Mascotes que simbolizam culturas nacionais
Os mascotes foram criados pela Federação Internacional de Futebol (Fifa) para simbolizar as três sedes do torneio e engajar torcedores de todas as idades. Cada animal representa aspectos culturais e ambientais dos países-sede, reforçando a identidade e a tradição local.
Maple: o alce canadense
Maple, o alce, simboliza o Canadá. Com uniforme vermelho, ele homenageia a folha de bordo, presente na bandeira canadense. Maple é retratado como um goleiro dedicado, amante de música e viagens, refletindo a cultura vibrante do país.

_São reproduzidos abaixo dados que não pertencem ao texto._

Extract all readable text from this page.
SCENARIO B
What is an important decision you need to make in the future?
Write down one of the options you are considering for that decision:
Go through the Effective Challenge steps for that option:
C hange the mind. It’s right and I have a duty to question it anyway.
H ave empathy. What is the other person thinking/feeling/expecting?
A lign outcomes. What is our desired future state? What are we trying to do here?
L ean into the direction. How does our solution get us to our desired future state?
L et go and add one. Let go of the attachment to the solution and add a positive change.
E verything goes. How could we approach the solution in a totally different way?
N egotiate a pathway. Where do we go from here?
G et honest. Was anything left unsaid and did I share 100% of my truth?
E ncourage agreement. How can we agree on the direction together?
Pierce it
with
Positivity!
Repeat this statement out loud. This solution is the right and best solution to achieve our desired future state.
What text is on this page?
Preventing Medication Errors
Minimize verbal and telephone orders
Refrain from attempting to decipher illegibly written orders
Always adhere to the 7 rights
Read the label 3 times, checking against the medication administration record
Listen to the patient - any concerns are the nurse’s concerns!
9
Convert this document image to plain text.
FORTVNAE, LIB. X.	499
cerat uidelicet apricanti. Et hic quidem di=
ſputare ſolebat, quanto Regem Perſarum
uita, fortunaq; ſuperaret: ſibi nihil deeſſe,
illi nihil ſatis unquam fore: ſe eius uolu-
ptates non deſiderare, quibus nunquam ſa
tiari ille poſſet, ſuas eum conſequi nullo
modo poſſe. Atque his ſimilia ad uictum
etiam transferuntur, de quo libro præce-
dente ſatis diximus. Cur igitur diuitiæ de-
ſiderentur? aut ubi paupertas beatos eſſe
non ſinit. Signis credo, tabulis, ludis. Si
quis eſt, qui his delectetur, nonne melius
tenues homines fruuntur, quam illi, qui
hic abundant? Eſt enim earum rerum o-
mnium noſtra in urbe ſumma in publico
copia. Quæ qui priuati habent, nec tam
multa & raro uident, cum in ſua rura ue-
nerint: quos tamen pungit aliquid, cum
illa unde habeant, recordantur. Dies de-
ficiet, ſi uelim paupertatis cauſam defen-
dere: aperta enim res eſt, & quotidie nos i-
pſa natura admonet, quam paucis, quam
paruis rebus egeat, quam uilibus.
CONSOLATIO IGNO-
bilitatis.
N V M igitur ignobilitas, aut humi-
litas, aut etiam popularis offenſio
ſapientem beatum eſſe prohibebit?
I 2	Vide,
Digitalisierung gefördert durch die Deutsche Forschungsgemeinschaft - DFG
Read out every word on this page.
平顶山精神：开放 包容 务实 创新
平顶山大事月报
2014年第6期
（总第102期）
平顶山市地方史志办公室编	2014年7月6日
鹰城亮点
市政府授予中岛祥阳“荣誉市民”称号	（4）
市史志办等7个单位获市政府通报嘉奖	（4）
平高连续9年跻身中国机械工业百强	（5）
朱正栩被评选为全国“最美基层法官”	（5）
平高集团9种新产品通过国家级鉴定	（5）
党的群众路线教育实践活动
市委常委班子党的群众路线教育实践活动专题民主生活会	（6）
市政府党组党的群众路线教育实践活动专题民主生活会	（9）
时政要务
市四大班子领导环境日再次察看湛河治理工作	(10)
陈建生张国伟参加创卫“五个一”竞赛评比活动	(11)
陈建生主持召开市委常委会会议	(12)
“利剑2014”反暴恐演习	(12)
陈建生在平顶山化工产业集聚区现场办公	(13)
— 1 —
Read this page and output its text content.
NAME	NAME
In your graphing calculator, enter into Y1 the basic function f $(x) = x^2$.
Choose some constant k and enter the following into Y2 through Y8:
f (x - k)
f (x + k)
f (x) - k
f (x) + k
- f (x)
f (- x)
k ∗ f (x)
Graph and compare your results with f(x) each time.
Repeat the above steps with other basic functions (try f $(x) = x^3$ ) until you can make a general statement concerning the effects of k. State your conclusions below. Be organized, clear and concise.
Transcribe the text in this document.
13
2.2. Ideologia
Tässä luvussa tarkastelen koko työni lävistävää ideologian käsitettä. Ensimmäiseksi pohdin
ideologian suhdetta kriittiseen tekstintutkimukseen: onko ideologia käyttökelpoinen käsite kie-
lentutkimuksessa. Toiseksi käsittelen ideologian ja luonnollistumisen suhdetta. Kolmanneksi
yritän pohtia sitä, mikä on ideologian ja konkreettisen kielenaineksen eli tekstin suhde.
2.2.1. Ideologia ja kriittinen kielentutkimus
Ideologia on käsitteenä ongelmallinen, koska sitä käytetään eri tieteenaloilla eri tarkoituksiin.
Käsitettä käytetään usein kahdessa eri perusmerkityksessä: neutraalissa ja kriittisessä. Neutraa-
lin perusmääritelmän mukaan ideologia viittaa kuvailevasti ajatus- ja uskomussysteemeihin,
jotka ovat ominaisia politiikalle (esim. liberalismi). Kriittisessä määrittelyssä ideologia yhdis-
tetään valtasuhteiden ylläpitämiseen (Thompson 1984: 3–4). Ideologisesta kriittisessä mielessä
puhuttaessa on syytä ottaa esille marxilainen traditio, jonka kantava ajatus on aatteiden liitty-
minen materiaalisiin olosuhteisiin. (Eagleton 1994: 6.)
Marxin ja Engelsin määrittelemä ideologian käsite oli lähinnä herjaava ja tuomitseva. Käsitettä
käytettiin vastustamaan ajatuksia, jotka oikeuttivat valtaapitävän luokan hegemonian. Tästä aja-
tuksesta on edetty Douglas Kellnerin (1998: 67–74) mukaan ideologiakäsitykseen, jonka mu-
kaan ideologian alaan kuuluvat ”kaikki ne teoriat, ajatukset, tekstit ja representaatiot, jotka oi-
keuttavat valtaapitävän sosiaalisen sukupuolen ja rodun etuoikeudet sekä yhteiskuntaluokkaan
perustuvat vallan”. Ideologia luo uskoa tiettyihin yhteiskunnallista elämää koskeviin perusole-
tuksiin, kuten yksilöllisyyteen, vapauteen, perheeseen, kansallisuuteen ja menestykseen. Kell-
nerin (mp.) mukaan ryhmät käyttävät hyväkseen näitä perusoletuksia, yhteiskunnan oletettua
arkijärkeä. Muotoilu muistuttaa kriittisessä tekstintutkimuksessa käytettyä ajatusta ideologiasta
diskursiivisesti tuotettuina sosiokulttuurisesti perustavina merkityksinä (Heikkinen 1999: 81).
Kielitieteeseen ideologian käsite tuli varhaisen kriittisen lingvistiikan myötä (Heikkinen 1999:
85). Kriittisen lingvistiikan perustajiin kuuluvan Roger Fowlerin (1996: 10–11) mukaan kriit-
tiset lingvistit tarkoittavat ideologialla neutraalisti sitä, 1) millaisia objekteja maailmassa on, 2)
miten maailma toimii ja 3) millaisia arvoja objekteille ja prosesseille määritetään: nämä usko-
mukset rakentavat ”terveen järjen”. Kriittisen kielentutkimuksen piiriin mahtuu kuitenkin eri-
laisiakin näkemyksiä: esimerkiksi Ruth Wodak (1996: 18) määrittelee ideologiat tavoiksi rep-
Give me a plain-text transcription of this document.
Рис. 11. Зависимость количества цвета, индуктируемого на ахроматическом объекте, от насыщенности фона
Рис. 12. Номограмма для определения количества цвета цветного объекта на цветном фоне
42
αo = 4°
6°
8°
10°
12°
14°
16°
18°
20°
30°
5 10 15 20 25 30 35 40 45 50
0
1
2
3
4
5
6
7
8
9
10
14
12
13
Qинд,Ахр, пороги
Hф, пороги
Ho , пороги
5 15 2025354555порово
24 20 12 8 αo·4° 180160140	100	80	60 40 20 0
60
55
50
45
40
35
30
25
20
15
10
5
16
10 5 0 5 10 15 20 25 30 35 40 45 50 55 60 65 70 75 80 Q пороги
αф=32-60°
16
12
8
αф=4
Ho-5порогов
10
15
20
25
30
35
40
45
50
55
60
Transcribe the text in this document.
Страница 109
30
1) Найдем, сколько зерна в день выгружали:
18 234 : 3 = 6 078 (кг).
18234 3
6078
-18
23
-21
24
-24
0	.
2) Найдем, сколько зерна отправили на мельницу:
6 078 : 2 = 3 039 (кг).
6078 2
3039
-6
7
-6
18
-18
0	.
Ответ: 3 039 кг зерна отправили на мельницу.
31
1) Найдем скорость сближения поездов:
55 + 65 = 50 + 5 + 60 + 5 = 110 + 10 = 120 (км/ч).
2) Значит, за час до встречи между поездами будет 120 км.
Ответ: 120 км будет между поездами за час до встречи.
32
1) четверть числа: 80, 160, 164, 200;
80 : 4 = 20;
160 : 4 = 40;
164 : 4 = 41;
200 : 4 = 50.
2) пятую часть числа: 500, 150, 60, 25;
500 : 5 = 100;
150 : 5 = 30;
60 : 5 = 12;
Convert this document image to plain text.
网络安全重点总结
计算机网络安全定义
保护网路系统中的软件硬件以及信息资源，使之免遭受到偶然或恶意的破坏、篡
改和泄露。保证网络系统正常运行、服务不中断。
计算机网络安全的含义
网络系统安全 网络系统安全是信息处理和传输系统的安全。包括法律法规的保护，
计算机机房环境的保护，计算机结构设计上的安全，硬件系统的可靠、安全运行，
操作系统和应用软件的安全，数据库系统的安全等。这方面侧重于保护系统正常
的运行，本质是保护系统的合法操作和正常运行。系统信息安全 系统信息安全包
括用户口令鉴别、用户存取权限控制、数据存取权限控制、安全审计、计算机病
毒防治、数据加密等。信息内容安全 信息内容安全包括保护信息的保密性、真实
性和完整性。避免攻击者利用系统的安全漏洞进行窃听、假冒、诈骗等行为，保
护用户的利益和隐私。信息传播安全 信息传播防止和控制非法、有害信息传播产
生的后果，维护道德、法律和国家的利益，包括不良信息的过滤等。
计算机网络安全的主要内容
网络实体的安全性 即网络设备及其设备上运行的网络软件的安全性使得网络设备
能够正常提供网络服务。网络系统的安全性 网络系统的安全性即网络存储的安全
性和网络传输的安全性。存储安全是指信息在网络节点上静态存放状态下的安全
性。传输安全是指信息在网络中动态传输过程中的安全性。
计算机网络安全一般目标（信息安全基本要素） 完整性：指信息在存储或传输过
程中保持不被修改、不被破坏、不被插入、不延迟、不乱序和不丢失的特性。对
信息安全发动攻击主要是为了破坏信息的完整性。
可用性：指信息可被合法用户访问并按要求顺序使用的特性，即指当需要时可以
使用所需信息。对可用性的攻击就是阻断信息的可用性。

Zayu: a onça-pintada mexicana
Zayu representa o México, trazendo a herança cultural e a biodiversidade do país. Vestida de verde, a onça-pintada simboliza a dança, a gastronomia e o espírito vibrante mexicano. A espécie está ameaçada de extinção, mas esforços de conservação têm mostrado resultados positivos.
Clutch: a águia-careca americana
Clutch, a águia-careca, é o símbolo dos Estados Unidos. Conhecida por seu espírito livre e liderança, a mascote é uma meio-campista que une o time. A águia, que já esteve ameaçada de extinção, foi salva por ações de conservação, incluindo a proibição de pesticidas.
História das mascotes da Copa
Desde 1966, as mascotes são parte da tradição da Copa do Mundo. No Brasil, em 2014, o tatu-bola Fuleco chamou atenção para a conservação ambiental, destacando a importância de proteger espécies ameaçadas.